What I did, as essayist, was to synthesize the scientists' mountains of fact into digestible chunks, and say, in effect, "People care deeply about this place."

Another example that includes Chesapeake Bay, but ranges well beyond it, is the strong protection extended to tidal wetlands after a 1962 study found they were more productive biologically than even the most intensively managed human agricultural systems.

This was solid fact; but subsequent study has shown that many marshes are not nearly as productive as the Georgia coastal ecosystems reported on in 1962.

Additionally, a thorough attempt to develop an ecological rating system for wetlands in Rhode Island concluded this: "There is little if any correlation between the visual aesthetic perception of a marsh and its ecological [values]."

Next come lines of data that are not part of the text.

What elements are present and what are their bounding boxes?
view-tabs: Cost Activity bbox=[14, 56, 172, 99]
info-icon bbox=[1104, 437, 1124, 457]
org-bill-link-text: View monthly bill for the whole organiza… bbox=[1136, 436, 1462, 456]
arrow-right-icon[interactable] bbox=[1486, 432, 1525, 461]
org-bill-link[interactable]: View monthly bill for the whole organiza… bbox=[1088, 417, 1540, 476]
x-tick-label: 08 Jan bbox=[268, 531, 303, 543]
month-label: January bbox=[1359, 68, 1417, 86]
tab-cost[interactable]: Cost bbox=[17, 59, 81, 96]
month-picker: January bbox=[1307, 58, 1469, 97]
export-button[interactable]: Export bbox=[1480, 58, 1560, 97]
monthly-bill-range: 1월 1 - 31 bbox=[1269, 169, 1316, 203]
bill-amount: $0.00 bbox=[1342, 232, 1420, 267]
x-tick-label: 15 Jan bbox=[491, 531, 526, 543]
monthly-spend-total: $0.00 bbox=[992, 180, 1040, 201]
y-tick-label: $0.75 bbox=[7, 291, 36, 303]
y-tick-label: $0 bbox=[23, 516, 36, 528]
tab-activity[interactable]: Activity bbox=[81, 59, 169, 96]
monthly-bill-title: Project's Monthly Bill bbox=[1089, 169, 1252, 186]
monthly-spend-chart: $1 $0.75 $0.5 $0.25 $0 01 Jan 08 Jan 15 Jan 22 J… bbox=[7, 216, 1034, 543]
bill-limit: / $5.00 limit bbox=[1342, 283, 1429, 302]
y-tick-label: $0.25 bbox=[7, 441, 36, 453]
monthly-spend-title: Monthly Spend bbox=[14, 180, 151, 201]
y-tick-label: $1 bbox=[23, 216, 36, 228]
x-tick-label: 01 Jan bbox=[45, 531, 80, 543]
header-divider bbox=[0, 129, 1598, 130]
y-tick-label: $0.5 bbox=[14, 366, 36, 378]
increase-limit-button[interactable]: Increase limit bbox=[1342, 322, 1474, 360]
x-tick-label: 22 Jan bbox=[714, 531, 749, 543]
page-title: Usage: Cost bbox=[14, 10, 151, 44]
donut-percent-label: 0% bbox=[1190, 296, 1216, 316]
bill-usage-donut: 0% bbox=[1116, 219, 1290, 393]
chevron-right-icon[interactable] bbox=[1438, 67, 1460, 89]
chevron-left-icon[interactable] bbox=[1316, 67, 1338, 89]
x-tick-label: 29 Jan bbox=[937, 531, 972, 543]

And that begins to explain why there remains today a strong national consensus for preserving all our tidal wetlands.

It has at least as much to do with beauty, and with wanting not to uglify the remainder of our shorelines as it has to do with pounds of organic matter and fish flesh produced per acre, per year (though these are important).

Without passion, facts often end up gathering dust on shelves in bloodless tomes; without facts, passion hasn't the muscle and bone to endure.

Similarly, attention only to economic values and technology may produce a moderately healthy bay; but without a deeper feeling for the place, too many of those Maryland state symbols will end up mocking us.